ROSSI, ROSATI, PASSITI E BOLLICINE
I rossi invece sostano già in legno. È il caso, di due vini austeri, Cherrug e Aragona, rispettivamente 100% Nero di Troia e 100% Aglianico.
Il primo (Cherrug), affinato 24 mesi in barrique, presenta al calice una livrea granata e riflessi violacei. Potente ed elegante, vanta sentori evoluti (ciliegia sotto spirito, tabacco, prugna cannella e goudron) ed è perfetto in abbinamento con arrosti, selvaggina e formaggi stagionati.
Il secondo (Aragona) nasce da una selezione particolare. A seconda degli anni si sceglie una varietà di aglianico tra quelle presenti in vigna (Taburno, Taurasi e Vulture). Nasce così un vino suadente, color rubino con note eteree e di frutta matura.
Altre perle della produzione di Kandea sono: i rossi vinificati in acciaio, Lanaro (Nero di Troia) e Altavilla (Aglianico); il rosato Al-Malik, un blend sontuoso di Aglianico e malvasia; Tari, un passito prodotto con moscato bianco e sémillon; e Bolla d’Oro, un metodo charmat realizzato con l’esuberante freschezza del bombino bianco.
KANDEA È CULTURA E TERRITORIO
Tutte queste bottiglie hanno in comune i nomi ispirati a Federico II. Biancofiore, Costanza e Anaïs sono state tre donne importanti per l’imperatore Svevo. Al-Malik è il sultano con cui è venuto a patti durante la seconda crociata, Cherrug evoca la sua passione per la Falconeria. Parliamo quindi di bottiglie ricche di gusto e cultura storiografica.

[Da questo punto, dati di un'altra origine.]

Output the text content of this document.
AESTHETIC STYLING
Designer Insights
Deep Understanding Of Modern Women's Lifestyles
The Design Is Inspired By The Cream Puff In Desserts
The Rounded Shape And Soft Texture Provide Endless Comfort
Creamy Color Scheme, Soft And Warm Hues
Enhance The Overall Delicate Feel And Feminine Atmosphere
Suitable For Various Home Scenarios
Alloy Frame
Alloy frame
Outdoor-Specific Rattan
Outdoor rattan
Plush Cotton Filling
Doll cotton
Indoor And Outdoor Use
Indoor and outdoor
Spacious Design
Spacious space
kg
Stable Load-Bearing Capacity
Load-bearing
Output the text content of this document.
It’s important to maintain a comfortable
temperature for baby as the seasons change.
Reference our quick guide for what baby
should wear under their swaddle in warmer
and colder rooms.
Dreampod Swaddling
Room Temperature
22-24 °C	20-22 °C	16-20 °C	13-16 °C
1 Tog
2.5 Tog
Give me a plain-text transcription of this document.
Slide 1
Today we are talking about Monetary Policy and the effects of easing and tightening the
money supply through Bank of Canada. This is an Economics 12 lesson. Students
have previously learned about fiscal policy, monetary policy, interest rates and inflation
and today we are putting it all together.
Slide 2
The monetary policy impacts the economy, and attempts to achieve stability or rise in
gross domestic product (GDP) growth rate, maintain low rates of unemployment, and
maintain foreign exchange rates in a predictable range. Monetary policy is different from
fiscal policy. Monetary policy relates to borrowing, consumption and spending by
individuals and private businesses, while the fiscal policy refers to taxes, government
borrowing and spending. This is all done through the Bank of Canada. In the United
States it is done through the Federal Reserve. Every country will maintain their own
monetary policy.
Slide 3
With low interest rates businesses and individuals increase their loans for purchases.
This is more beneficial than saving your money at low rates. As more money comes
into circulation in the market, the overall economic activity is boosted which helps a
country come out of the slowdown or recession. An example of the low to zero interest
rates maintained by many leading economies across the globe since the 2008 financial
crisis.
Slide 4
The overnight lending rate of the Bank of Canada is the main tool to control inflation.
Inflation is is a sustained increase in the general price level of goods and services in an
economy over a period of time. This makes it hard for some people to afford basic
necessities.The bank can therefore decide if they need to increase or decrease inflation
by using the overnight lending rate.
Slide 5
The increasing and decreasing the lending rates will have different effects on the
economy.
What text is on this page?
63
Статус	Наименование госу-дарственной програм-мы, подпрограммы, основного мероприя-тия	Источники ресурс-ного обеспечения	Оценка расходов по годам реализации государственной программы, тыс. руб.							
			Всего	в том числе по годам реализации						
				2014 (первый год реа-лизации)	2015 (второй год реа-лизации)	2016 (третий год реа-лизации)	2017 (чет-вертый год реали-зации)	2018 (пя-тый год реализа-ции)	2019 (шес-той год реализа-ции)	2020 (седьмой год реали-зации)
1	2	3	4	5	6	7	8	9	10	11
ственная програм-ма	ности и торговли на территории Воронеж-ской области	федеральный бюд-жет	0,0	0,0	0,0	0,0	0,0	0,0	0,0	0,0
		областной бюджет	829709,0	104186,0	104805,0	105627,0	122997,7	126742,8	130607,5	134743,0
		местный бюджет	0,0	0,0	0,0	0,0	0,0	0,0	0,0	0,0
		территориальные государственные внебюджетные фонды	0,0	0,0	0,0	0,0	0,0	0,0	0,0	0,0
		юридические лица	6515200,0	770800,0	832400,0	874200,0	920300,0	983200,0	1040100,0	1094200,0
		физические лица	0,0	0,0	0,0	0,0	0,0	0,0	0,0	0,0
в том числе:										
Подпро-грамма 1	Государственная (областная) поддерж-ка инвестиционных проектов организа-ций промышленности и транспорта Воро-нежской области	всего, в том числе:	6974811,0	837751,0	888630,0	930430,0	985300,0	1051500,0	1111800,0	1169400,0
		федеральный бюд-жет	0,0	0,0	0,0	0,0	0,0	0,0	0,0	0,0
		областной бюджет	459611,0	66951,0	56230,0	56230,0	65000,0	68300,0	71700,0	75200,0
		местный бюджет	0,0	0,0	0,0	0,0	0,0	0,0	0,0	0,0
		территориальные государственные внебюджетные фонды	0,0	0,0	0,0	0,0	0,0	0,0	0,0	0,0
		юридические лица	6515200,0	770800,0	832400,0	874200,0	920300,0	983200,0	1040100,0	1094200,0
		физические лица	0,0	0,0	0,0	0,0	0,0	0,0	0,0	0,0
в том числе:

“Questo è stato il terreno di caccia di Federico II. – racconta Antonio – Lo testimonia una pietra antica ritrovata nella nostra masseria sulla quale è impressa l’immagine di un falco”. Questa effige ora è diventata il simbolo dell’azienda stampato su ogni etichetta.
“Inoltre – continua Antonio – i lavori di restauro e ammodernamento hanno fatto emergere uno splendido mattonato antico. Anche per questo motivo consideriamo la nostra cantina un patrimonio da preservare e condividere con chi ha voglia di visitarlo”.
La degustazione in azienda quindi ha questo scopo, condurre prima alla riscoperta di una masseria storica della capitanata per poi visitare la cantina, dove si può assaggiare una verticale di vini al fine di comprenderne l’evoluzione. In più, si possono visitare i vigneti e conoscere tutti i protagonisti di questa bella realtà. Ad esempio, il cantiniere storio Pasquale Marino.
Questa è Kandea, un’azienda che prende il nome dal vicino borgo di Candela per omaggiarlo e condurlo per mano, “perché solo se crescono comunità e territorio cresce anche la nostra cantina,” afferma Antonio.
Il suo vino è buono e se lo si sa aspettare diventa ancora più buono. Molti lo hanno già capito, per tanti può diventare una piacevole scoperta.